ロケ地として人気の滋賀県
映画やドラマのロケ地として、滋賀県の人気が上がっているという。
ロケ実施数は2002年度の40本から、昨年度は89本に倍増し、1年のうち277日間は滋賀県内で撮影があったそうだ。
2014年10月28日 毎日新聞「滋賀県:ロケ地で人気 「ひなびている」年277日も」
滋賀県といえば、琵琶湖などの自然もあるが、寺院数は全国一位であり、古いものも多く残っている。
地方でロケをする以上、東京などにはないものが必要であり、これらの要素は非常に重要だ。
そして何より面白いのは、ひなびているからこそ、人気があるという。
つまり、自然や寺院・史跡などといえば、京都が思い浮かぶが、京都では観光客が多く、撮影が行いにくい。しかし滋賀は観光客が少ないことも、ロケ地として人気が高まっている理由だそうだ。
人が少ないからこそできること
思えば、この滋賀県の例のように、人が少ないからこそ、強みとなったり、できることがある。
例えば、最近人気の観光列車やイベント列車などはそういったものだろう。
鉄道会社にしてみれば、客を呼び込むために行うのだろうが、逆に言えば、乗客が多ければ、このようなことはできない。一部の大手私鉄でも行われているが、基本的には首都圏のJRや私鉄がこのようなことをやろうとすれば、通常の交通・運行に支障をきたす。
つまり、観光列車やイベント列車は乗客が少ないからこそ、できるといえるのだ。
かつて、阪急グループの創業者・小林一三は、阪急電車のPRにあたり、「綺麗で早うて、ガラアキで眺めの素敵によい涼しい電車」といったそうだが、人が少ないことを強みにすることは、他でもできるのではないかと思う。
例えば、法律的な細かな規制等は抜きにして、自治体の施策として思いつくことは、人の少ない海水浴場などは思い切ってプライベートビーチにして貸し出してもいいだろう。森高千里の古い歌ではないが、「誰もいない海」を求める人はいるだろう。
人がいない山や河川などについて、サバイバルゲームの場として提供したり、同じサバイバル括りで、サバイバルキャンプの場としてもいいだろう。
また、上記の小林一三の話ではないが、人が少ないことを逆手に取り、PRすることもできるだろう。

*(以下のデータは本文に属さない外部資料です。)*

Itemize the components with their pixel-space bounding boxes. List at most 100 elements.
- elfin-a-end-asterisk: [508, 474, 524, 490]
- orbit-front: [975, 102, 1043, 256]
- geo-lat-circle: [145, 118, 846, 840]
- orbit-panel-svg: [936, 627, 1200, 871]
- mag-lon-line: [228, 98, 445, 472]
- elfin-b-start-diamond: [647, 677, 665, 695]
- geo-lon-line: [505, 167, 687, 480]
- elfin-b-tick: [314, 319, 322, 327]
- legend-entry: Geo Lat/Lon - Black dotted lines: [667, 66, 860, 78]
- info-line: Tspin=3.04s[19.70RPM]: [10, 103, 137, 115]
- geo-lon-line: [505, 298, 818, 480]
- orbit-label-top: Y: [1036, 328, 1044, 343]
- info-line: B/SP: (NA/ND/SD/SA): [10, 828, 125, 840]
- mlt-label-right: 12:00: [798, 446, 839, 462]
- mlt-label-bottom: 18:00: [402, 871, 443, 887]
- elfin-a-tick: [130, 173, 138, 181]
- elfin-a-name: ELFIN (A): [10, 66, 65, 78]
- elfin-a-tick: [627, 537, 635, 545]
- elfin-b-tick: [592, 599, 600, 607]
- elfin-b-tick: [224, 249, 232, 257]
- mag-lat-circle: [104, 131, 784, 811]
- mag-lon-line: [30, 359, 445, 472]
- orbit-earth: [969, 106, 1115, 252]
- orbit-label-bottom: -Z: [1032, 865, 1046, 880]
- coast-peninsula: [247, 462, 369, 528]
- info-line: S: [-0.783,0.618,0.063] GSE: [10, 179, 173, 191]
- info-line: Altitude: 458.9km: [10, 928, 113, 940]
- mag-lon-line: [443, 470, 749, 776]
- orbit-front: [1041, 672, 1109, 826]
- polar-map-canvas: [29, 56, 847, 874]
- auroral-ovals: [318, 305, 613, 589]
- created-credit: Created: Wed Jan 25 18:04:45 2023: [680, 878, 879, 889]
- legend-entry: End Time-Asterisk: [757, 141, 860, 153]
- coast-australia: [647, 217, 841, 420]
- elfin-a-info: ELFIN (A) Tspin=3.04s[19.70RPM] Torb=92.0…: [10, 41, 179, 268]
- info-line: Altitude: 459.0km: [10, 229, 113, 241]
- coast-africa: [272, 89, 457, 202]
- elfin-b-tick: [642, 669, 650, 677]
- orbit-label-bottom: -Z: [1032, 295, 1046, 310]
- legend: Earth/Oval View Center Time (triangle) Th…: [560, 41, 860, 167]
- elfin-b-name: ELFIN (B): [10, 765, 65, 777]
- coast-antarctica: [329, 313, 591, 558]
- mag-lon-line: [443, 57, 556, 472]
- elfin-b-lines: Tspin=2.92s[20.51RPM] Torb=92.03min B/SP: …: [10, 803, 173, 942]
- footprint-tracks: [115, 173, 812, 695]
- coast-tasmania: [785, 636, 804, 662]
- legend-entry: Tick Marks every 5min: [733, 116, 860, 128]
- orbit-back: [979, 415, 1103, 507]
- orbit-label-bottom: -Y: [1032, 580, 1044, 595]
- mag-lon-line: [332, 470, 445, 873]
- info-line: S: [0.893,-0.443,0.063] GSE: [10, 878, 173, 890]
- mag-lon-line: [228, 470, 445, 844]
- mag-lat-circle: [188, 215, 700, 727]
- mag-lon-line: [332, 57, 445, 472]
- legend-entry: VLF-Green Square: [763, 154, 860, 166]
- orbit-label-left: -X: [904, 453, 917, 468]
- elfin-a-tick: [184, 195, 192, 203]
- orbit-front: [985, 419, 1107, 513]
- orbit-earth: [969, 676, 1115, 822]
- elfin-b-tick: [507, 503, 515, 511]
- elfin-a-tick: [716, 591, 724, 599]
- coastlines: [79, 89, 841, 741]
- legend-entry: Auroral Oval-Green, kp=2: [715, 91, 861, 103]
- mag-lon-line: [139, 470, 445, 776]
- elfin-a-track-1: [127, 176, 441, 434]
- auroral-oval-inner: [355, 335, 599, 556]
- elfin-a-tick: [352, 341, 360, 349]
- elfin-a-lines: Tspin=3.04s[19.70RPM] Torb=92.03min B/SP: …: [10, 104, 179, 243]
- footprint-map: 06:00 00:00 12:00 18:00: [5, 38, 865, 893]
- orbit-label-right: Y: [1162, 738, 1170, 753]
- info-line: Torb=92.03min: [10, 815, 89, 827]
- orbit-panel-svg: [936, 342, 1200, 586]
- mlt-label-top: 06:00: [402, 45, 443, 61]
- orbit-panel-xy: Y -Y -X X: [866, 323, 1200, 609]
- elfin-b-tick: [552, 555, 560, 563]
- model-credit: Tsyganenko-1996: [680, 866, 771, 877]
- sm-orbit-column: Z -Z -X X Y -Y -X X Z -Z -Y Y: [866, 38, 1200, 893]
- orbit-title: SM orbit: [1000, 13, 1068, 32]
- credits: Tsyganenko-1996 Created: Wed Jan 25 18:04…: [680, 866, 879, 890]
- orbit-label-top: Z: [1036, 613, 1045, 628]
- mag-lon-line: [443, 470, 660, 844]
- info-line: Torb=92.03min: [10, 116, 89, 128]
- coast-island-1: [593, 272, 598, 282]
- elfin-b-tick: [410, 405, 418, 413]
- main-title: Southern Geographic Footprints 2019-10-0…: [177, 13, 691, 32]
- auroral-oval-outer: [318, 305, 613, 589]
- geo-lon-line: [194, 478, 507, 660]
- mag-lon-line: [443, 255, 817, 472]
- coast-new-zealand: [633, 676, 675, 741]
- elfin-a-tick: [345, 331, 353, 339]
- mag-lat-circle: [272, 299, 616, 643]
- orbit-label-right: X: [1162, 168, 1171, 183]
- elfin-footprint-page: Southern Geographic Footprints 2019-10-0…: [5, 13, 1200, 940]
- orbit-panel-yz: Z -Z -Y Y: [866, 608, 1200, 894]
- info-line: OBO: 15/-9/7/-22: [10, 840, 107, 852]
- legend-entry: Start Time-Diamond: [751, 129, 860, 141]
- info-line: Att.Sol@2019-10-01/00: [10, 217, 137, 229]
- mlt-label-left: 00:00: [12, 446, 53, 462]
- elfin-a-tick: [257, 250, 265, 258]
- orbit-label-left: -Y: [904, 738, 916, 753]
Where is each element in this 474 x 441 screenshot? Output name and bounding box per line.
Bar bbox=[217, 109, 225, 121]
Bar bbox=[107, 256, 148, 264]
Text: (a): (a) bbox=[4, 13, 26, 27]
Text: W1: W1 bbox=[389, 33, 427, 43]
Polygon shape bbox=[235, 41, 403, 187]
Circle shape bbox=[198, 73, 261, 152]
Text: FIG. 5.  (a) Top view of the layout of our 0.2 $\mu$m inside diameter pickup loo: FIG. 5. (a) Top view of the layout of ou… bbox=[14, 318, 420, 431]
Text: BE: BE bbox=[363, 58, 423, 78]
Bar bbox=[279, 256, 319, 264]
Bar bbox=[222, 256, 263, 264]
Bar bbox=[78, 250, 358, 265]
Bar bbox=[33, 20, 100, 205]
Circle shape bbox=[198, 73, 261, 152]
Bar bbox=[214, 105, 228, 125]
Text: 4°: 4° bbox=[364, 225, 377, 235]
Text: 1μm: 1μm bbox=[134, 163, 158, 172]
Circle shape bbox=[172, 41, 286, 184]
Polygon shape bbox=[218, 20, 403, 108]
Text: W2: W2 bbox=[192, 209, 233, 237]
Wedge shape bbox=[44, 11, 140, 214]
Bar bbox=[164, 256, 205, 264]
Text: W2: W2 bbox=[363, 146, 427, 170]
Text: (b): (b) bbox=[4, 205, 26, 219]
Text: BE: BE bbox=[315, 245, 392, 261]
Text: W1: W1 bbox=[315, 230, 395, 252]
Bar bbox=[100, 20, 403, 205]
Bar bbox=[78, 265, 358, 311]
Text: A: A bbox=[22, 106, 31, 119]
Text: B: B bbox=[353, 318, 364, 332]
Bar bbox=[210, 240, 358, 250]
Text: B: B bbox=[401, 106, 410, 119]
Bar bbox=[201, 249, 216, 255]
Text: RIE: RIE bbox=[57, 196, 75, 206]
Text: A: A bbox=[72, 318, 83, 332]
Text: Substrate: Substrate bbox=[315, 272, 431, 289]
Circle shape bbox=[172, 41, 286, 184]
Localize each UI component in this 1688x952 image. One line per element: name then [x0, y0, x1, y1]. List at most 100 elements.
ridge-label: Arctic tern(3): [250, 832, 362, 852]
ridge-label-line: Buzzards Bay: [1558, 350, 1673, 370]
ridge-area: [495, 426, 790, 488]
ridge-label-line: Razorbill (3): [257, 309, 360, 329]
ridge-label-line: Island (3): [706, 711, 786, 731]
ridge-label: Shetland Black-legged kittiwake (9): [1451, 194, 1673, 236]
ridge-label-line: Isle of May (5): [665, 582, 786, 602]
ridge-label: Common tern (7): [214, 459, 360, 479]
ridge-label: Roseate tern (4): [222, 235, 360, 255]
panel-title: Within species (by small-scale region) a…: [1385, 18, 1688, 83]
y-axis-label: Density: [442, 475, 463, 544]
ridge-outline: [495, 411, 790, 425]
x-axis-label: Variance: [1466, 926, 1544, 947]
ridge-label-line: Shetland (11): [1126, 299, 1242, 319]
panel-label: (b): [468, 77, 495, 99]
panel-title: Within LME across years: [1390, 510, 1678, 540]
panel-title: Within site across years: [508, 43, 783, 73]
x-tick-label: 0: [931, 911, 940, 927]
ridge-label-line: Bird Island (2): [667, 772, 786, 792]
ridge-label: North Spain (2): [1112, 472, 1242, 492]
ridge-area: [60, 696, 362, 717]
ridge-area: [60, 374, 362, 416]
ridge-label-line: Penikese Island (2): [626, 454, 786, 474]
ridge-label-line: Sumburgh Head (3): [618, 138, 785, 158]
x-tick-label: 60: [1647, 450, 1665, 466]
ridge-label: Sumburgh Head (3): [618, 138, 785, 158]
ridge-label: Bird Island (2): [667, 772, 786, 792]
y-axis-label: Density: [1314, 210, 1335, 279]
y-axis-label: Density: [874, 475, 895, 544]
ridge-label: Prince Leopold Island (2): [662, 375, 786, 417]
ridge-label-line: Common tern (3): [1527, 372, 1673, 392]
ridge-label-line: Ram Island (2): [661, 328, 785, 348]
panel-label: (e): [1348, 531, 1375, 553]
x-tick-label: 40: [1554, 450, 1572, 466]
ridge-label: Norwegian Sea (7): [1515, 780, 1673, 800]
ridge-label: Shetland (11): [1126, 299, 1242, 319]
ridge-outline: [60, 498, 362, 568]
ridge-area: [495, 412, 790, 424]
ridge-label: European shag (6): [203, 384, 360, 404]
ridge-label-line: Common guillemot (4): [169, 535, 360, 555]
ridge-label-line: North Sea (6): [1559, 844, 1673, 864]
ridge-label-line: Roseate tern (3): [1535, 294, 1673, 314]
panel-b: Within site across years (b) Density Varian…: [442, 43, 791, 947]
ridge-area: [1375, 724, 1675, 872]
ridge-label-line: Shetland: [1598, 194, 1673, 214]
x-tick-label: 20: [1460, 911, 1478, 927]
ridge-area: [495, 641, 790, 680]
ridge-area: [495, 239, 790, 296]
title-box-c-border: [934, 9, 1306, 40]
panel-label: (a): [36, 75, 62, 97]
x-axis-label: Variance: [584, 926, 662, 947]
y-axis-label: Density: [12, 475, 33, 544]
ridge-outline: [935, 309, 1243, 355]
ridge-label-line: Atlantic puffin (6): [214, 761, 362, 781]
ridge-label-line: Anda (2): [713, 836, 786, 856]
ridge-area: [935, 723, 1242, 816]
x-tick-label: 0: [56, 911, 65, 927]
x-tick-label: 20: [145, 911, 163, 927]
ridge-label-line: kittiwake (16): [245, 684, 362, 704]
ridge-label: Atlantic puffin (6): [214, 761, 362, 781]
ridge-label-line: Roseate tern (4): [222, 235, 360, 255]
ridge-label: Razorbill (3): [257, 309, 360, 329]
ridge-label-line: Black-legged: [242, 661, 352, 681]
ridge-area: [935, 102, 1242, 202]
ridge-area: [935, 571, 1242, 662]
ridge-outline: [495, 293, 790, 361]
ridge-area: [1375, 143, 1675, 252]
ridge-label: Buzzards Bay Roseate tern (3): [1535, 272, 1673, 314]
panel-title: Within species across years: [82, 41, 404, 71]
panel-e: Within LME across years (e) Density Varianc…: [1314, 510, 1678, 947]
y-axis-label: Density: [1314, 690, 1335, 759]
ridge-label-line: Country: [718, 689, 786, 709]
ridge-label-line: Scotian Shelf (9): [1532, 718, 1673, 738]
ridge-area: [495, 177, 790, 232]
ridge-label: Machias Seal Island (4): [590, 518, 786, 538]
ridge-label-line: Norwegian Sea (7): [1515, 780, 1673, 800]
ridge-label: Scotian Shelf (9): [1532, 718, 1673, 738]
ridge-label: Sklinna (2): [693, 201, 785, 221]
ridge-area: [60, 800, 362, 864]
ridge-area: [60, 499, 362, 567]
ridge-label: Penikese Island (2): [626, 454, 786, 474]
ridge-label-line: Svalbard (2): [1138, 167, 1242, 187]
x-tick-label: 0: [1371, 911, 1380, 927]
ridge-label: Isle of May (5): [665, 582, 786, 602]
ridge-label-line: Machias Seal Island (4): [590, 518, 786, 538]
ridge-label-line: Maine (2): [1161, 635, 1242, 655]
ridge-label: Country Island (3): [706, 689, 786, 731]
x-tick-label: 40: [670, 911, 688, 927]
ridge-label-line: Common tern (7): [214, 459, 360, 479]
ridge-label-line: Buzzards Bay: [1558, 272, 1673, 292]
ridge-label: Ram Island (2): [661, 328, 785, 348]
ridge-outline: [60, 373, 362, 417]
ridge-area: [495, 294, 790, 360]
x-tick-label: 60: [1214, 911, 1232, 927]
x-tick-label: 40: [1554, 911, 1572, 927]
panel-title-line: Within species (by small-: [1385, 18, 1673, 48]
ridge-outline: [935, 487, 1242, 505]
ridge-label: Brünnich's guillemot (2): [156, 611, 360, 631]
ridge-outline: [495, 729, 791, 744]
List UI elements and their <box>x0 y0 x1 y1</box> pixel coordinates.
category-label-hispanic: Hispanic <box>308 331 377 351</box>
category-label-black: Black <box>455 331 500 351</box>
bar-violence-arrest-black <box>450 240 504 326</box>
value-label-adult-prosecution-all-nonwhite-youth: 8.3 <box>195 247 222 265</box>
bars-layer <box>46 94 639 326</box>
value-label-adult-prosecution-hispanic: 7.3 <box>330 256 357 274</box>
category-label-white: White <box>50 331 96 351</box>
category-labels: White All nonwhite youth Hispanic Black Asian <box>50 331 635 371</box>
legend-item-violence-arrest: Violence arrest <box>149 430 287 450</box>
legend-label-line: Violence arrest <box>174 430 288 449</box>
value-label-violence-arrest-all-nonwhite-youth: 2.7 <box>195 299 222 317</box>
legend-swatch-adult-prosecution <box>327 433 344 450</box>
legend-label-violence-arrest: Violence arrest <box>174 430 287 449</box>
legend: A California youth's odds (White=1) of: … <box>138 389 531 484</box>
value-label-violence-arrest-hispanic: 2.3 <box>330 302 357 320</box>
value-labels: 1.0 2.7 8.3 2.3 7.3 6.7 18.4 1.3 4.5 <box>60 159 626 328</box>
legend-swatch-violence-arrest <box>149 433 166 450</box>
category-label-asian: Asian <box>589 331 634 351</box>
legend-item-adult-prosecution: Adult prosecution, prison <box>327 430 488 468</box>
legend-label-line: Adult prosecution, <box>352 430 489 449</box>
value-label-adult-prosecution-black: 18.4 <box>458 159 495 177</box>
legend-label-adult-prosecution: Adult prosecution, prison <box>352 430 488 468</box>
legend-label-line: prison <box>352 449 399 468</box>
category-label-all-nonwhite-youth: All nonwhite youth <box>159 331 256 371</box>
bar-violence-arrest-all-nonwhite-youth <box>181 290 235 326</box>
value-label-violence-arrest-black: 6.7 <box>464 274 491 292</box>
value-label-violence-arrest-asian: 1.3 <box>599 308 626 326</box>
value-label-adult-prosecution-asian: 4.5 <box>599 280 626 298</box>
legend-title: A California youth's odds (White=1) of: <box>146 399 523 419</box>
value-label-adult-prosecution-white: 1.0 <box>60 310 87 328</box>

例えば、観光客が少ない温泉地で考えると、「隠れた」「落ち着いた」「知る人ぞ知る」「通好み」などという形で、PR・ブランディング化ができる。特に、近くに有名な温泉地がある場合、大きく差別化ができ、その温泉地から一部の観光客が流れてくることも期待できる。
このように考えると、確かに人が少ないことは困ったことだが、同時に必ずしも悪いことではない。